É claro que esta política gera riscos de inflação (os efeitos do coronavírus podem postergar essa pressão inflacionária, mas não é nosso objetivo discutir este ponto aqui). Vamos analisar algumas outras consequências desta política de câmbio elevado.

Claro que se elevarmos o câmbio o suficiente,  até computadores produzidos no Brasil (sonho antigo de alguns economistas brasileiros dos anos 1970) podem ser exportados para a China. Em outras palavras, se elevamos o câmbio o suficiente cobrimos os custos e as ineficiências do Brasil, fazendo com que empresas brasileiras sejam competitivas e possam exportar. Mas, quem está pagando esta conta?

Quem paga essa conta?

É o setor não exportador que está pagando a conta. É a grande massa de brasileiros que trabalham em setores que produzem bens que não são exportáveis. Antes isso era feito com tarifas e subsídios, agora é com alteração dos preços relativos, via câmbio elevado. A forte elevação do câmbio, induzida por uma política de juros baixos, provoca uma grande distribuição de renda dos setores não exportadores para o setor exportador. 

Mas, um setor exportador lucrativo é garantia de expansão e investimentos? Primeiro, se a lucratividade é garantida pela combinação juros baixos/câmbio elevado, o risco para as empresas exportadoras investirem está colocado. Por exemplo, se a inflação subir, então, o BC tem que elevar os juros o suficiente para conter a inflação, levando a queda do câmbio. 

Em outras palavras, sem que os fundamentos econômicos garantam vantagens competitivas para os exportadores, mudanças geradas de forma transitória pelo governo ou pelo BC, não devem gerar investimentos e expansão dos setores. 

Como acontecia nos anos 1970, empresas vão elevar os preços e podem até produzir mais,  embolsando os lucros, mas ninguém investe em queda de custo ou melhoria de produtos. Uma vez findo os subsídios, findam também a produção e as empresas deles derivadas. 

Além disso, dado o câmbio elevado, o custo investir, de comprar máquinas e equipamentos, também sobem, sejam eles produzidos no Brasil ou importados. Em síntese, a reindustrialização do Ministro Guedes é duvidosa que ocorra. E, se ocorrer, é duvidosa que se mantenha.

Consequências

Olhemos agora o setor não exportador. Se os preços dos insumos sobem devido ao câmbio, a tentativa é repassar estes aumentos para os preços. Se os preços aumentam, a inflação sobe e o BC tem que atuar, elevando os juros , reduzindo o câmbio e acabando com a vantagem do setor exportador. Neste caso, o BC apenas gerou maior volatilidade cambial!

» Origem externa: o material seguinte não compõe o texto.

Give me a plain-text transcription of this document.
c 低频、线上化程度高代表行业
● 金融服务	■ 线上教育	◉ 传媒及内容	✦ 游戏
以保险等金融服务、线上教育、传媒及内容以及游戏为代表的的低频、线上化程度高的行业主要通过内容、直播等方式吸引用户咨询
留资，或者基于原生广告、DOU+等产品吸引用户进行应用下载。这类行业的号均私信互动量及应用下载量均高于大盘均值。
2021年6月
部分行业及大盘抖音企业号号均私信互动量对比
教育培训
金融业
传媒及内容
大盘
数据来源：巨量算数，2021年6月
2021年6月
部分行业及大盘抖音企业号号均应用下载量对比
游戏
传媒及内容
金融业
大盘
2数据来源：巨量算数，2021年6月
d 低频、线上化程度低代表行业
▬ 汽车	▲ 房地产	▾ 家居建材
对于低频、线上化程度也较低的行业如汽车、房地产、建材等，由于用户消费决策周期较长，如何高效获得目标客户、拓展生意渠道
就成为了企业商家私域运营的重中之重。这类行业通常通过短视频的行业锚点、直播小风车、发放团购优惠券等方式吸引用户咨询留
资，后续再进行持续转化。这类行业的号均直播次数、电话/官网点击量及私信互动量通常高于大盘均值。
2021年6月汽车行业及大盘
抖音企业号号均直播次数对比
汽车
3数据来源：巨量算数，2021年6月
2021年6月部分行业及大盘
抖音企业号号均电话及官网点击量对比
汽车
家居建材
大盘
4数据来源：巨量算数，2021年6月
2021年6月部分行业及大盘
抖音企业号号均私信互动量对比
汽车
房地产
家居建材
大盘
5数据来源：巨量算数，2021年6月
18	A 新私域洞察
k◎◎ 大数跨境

Mais Risco!!!

Imaginemos que devido a condições de demanda, esses repasses não sejam possíveis. Isso implica num setor não exportador com custo maior e com lucratividade menor. Esta lucratividade menor vai determinar se esta empresa encolhe, quebra ou vai para informalidade. Implica também em investimento menor porque o custo de investir se torna maior também. 

Para a grande massa de trabalhadores dos setores não exportadores, o resultado é perda de renda via queda de salários (assim como ocorreu nos anos 1970). Mais uma vez, o sonho de uma equipe econômica de industrializar o país vai ser pago pelos milhões de brasileiros de baixa renda. Mais uma vez, deve gerar instabilidade e ineficiência.

É estranho que uma equipe econômica que dizia querer acabar com os privilégios pagos pelos 200 milhões de patos venha agora reinventá-los. 

Se a equipe econômica quer gerar crescimento do setor exportador, o caminho são as reformas que reduzam o custo Brasil, que é inflado por uma legislação tributária caótica, insegurança jurídica, más regulações e péssima infraestrutura. Além disso, é preciso estabilidade e previsibilidade, e melhorar o capital humano para que haja mão de obra mais bem preparadas para o mercado de trabalho atual.